Official/ provided photos

Prince George’s County Executive Rushern Baker’s gubernatorial campaign got another boost from a major Montgomery County political figure this week.

Maryland Attorney General Brian Frosh, a Democrat who represented the Bethesda area in the state Legislature for more than 30 years, endorsed Baker in a video message released Wednesday.

“I first came to know Rushern Baker 25 years ago when we served together in the Maryland General Assembly,” Frosh said in the video. “Just look at what he did in Prince George’s County and I think it tells you what he can do for the state.

“When he took office, the county was struggling. Crime was up, foreclosures were at a record high, and the county was engulfed in a scandal. The county is now thriving, unemployment is down, crime is way down. Rushern Baker has the ability, intelligence and the experience to make Maryland a better state.”

Baker, a Democrat, has been county executive in Prince George’s since winning the 2010 election. At the time, the county was reeling from the federal indictment of the former executive, James Johnson, who was later sentenced to 3 years in prison for accepting tens of thousands of dollars in bribes from developers.

During Baker’s tenure, the county’s unemployment rate has dropped from around 10 percent to 4 percent, according to U.S. Bureau of Labor Statistics.

Frosh has been the state’s attorney general since January 2015, after he won the 2014 election.

Last month, another well-known Montgomery County Democrat, U.S. Sen. Chris Van Hollen, of Kensington, endorsed Baker’s campaign.
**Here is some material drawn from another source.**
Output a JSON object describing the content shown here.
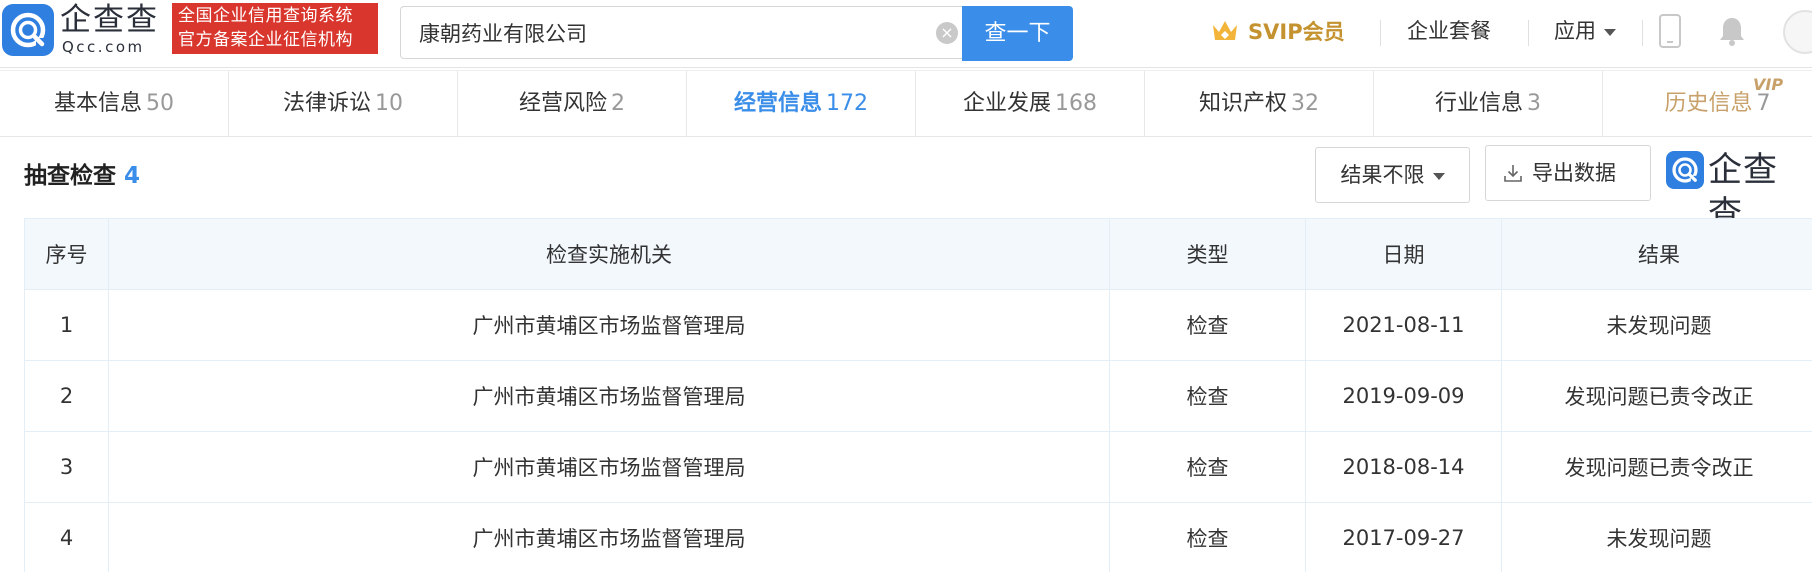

Baker is likely to receive a third endorsement from another major Montgomery County elected official—County Executive Ike Leggett. Leggett has said he’s supporting Baker, although he hasn’t formally endorsed Baker’s campaign yet.

Leggett and Baker’s relationship dates back to when Baker was a student at Howard University Law School in the early 1980s and Leggett was a professor and dean at the school. In the past, Baker has said he has sought out Leggett for advice on controversial issues and that they have worked together closely on major initiatives that affect both Montgomery and Prince George’s, such as lobbying the state for the Purple Line.

Other Democrats pursuing the gubernatorial nomination include former NAACP Director Ben Jealous, Baltimore County Executive Kevin Kamenetz, tech entrepreneur Alec Ross, Baltimore attorney James Shea, former Michelle Obama aide Krishanti Vignarajah, consultant Maya Rockeymoore Cummings and state Sen. Rich Madaleno (D-Kensington).

Madaleno and Frosh served together for about eight years as state senators from Montgomery County.

Jealous last week announced he had chosen former state Democratic Party Chairwoman Susan Turnbull as his lieutenant governor running mate, which political observers said may be a way for Jealous, who lives in Anne Arundel County, to bring some of the Montgomery County electorate to his side.

Montgomery County has the second most registered Democrats in the state with about 384,000. Prince George’s County has the most with about 454,000 registered Democrats, according to state voter registration data.